Haspo-Damen vor hoher Auswärtshürde

Haspo-Torhüterin Klara Benz wird beim offensivstarken MTV Altlandsberg wohl sehr oft die Möglichkeit haben, sich auszuzeichnen. Foto: Peter Kolb

Vor dem vorerst vorletzten Auswärtsspiel für die Damen von Haspo Bayreuth in der 3. Bundesliga Ost dürften die Rollen ganz klar verteilt sein. Am Samstag um 19.30 Uhr trifft das Schlusslicht nämlich beim MTV 1860 Altlandsberg auf den Tabellendritten, der den Bayreutherinnen im Hinspiel deutlich die Grenzen aufgezeigt hat und bei der 19:34-Klatsche die höchste Heimniederlage der ganzen Saison beibrachte.

Es kann aus Haspo-Sicht also nur um Schadensbegrenzung gehen, zumal man in Brandenburg mit lediglich neun Feldspielerinnen antreten kann. Neben Kreisläuferin Sara Mustafic (privat verhindert) und Rückraumspielerin Laura Brahm (studienbedingt), wird vor allem die interne Toptorschützin Jana Lichtscheidel (Examen) im linken Rückraum fehlen. „Auch wenn Altlandsberg zuletzt vier deutliche Niederlage in Folge hinnehmen musste, brauchen wir schon ein perfektes Spiel, um dort bestehen zu können“, macht sich auch Trainerin Michaela Lehnert nichts vor.
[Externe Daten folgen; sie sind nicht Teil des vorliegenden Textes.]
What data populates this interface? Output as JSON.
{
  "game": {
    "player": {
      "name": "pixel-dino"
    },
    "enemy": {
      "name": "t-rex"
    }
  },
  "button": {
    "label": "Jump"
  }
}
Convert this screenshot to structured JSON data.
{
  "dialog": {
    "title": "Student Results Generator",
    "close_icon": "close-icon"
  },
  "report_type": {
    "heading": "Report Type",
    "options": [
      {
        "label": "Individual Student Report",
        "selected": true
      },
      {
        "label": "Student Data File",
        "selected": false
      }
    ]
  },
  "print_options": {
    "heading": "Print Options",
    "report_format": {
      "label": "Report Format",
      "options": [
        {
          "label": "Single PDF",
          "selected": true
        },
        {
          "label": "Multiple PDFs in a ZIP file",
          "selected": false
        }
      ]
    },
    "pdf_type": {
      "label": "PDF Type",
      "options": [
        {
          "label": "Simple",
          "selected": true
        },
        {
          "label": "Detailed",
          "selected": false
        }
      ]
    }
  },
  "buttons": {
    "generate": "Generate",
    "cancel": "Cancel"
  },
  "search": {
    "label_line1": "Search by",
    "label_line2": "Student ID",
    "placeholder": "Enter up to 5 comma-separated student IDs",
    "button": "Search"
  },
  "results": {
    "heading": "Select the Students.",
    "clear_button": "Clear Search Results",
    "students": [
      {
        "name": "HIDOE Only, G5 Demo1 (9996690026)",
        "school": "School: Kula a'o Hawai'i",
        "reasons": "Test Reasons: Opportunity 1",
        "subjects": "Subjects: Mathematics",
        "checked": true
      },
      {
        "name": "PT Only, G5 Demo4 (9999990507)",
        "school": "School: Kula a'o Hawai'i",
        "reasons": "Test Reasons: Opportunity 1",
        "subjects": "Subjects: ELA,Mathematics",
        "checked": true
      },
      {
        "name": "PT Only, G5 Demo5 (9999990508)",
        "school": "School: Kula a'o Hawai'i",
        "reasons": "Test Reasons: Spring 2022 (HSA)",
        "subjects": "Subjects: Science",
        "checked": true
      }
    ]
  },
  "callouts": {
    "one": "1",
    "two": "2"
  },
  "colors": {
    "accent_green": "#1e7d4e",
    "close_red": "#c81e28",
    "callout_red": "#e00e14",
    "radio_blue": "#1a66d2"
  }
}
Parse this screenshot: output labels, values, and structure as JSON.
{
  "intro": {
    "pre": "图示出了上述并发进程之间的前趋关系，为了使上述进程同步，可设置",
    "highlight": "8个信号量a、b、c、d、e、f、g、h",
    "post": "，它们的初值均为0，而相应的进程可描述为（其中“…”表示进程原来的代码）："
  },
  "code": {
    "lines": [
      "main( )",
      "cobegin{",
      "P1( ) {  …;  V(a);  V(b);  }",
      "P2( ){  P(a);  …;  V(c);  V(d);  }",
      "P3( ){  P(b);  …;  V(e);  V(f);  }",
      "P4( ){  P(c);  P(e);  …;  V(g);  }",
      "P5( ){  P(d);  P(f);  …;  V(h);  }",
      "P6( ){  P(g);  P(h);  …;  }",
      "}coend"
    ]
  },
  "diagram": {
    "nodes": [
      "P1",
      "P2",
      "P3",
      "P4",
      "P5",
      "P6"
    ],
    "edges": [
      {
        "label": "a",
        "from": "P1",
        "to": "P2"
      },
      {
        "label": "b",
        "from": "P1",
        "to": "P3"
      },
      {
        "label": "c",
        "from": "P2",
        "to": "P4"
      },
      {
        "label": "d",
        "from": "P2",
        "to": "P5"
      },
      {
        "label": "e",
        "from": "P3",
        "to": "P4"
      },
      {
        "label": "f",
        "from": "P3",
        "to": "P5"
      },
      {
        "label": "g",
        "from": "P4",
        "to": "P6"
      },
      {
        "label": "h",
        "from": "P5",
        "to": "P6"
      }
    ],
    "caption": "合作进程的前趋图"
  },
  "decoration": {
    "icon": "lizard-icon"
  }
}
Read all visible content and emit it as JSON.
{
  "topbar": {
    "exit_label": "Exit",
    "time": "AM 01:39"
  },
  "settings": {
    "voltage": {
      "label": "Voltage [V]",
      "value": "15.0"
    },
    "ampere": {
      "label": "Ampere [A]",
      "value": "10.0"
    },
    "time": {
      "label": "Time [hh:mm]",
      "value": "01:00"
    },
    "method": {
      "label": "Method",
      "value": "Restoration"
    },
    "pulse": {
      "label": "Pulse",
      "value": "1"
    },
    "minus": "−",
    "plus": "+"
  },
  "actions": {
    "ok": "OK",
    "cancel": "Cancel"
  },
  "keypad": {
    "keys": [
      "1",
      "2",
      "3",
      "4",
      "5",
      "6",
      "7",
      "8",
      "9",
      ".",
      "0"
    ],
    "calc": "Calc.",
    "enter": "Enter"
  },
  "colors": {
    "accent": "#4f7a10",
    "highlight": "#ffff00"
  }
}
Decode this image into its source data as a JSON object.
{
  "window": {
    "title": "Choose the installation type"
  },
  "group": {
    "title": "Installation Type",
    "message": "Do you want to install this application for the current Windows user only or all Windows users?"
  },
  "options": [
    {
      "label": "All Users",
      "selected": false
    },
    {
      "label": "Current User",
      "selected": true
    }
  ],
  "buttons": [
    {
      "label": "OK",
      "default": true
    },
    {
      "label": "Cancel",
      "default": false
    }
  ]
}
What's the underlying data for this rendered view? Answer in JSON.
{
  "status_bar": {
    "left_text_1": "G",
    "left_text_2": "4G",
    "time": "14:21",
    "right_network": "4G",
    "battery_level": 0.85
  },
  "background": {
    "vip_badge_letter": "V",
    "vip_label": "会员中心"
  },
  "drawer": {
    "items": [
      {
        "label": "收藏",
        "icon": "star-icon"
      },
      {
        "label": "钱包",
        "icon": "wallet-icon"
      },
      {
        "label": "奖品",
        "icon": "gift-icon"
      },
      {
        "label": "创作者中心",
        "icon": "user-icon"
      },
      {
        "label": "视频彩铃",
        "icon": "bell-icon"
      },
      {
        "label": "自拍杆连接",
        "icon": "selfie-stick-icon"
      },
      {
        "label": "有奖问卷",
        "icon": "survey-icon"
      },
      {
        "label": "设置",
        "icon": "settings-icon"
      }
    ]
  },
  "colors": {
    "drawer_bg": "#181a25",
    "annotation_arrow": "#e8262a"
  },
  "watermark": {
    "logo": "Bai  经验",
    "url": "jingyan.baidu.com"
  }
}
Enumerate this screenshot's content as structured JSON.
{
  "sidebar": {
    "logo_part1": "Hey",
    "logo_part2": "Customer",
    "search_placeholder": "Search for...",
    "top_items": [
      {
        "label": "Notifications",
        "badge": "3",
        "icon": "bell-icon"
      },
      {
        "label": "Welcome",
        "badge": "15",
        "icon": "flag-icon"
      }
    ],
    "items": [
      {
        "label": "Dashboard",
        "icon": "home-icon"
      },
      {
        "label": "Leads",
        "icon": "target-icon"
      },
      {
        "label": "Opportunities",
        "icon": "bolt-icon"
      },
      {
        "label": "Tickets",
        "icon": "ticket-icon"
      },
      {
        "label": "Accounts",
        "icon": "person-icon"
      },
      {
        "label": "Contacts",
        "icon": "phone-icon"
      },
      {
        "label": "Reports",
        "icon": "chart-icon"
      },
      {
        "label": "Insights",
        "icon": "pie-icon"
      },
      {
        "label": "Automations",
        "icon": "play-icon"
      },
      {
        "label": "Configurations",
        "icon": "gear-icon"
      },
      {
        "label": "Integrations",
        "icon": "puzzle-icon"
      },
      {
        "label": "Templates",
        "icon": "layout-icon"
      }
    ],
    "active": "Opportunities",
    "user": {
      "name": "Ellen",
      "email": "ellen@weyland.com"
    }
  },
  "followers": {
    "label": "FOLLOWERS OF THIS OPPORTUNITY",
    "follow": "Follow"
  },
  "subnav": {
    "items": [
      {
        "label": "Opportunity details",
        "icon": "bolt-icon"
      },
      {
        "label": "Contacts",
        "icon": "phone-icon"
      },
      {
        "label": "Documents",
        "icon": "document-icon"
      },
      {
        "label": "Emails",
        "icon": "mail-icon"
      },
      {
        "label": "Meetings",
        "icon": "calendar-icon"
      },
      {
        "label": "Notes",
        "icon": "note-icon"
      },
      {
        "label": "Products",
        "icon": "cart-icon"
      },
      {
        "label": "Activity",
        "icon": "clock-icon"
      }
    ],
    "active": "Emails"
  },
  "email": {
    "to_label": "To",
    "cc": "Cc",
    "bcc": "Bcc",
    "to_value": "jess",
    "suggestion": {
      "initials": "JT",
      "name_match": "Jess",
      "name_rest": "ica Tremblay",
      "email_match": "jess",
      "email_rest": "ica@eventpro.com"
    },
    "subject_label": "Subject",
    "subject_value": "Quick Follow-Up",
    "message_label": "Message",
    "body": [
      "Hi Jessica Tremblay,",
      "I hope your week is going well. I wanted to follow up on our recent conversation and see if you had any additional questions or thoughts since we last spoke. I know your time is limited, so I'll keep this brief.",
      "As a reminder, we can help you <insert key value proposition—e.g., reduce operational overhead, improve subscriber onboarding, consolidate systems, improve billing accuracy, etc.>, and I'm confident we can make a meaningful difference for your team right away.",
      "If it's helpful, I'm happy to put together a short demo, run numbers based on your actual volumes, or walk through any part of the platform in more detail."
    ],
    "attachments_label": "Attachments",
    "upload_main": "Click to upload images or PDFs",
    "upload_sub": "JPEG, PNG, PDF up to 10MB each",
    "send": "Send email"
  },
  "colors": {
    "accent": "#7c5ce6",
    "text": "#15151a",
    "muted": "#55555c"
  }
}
Überraschend deutliche Niederlagen der Altlandsbergerinnen

Tatsächlich musste die lange Zeit ebenfalls zum Favoritenkreis zählende Mannschaft vom MTV Altlandsberg zuletzt vier herbe Rückschläge hinnehmen. Dabei war vor allem die Deutlichkeit der einzelnen Niederlagen überraschend. Gegen Spitzenreiter Füchse Berlin (17:36) und den Tabellenzweiten SG Kirchhof (24:31) waren die Brandenburgerinnen ebenso chancenlos wie bei der 19:31-Auswärtsschlappe gegen die HSG Blomberg-Lippe II (5.). Die negativste Überraschung folgte jedoch erst am vergangenen Spieltag, als die Partie dem Aufsteiger Berliner TSC (7.) ebenfalls deutlich mit 19:27 verloren ging.

Dass der MTV auch anders kann, wurde in Bayreuth jedoch mehr als deutlich. Das 19:34 war für Haspo bis heute die höchste Heimniederlage. Ein Grund dafür war damals vor allem Spielmacherin Sophie Lütke. Mit 118 Treffern ist die Rückraumspielerin aktuell die viertbeste Torschützin der Liga. „Wenn wir besser abschneiden wollen als im Hinspiel, müssen wir Sophie Lütke unbedingt in den Griff bekommen. Sie ist für mich eine der besten Spielerinnen in der Liga“, sagt Michaela Lehnert, die sich aber nicht kampflos geschlagen geben will. „Seit dem Hinspiel hat sich bei uns viel getan, auch die letzten Spiele geben uns neuen Mut. Mittlerweile haben wir ein neues Abwehrsystem und hoffen damit, für deutliche Unruhe im MTV-Angriffsspiel zu sorgen. Außerdem fahren wir nicht nach Altlandsberg, um uns abschlachten zu lassen.“

Haspo Bayreuth: Benz, Bauer – Dörfler, Hellriegel, Lindner, Kerling, Hall, Fischer, Friedrich, Renner, Glowienka.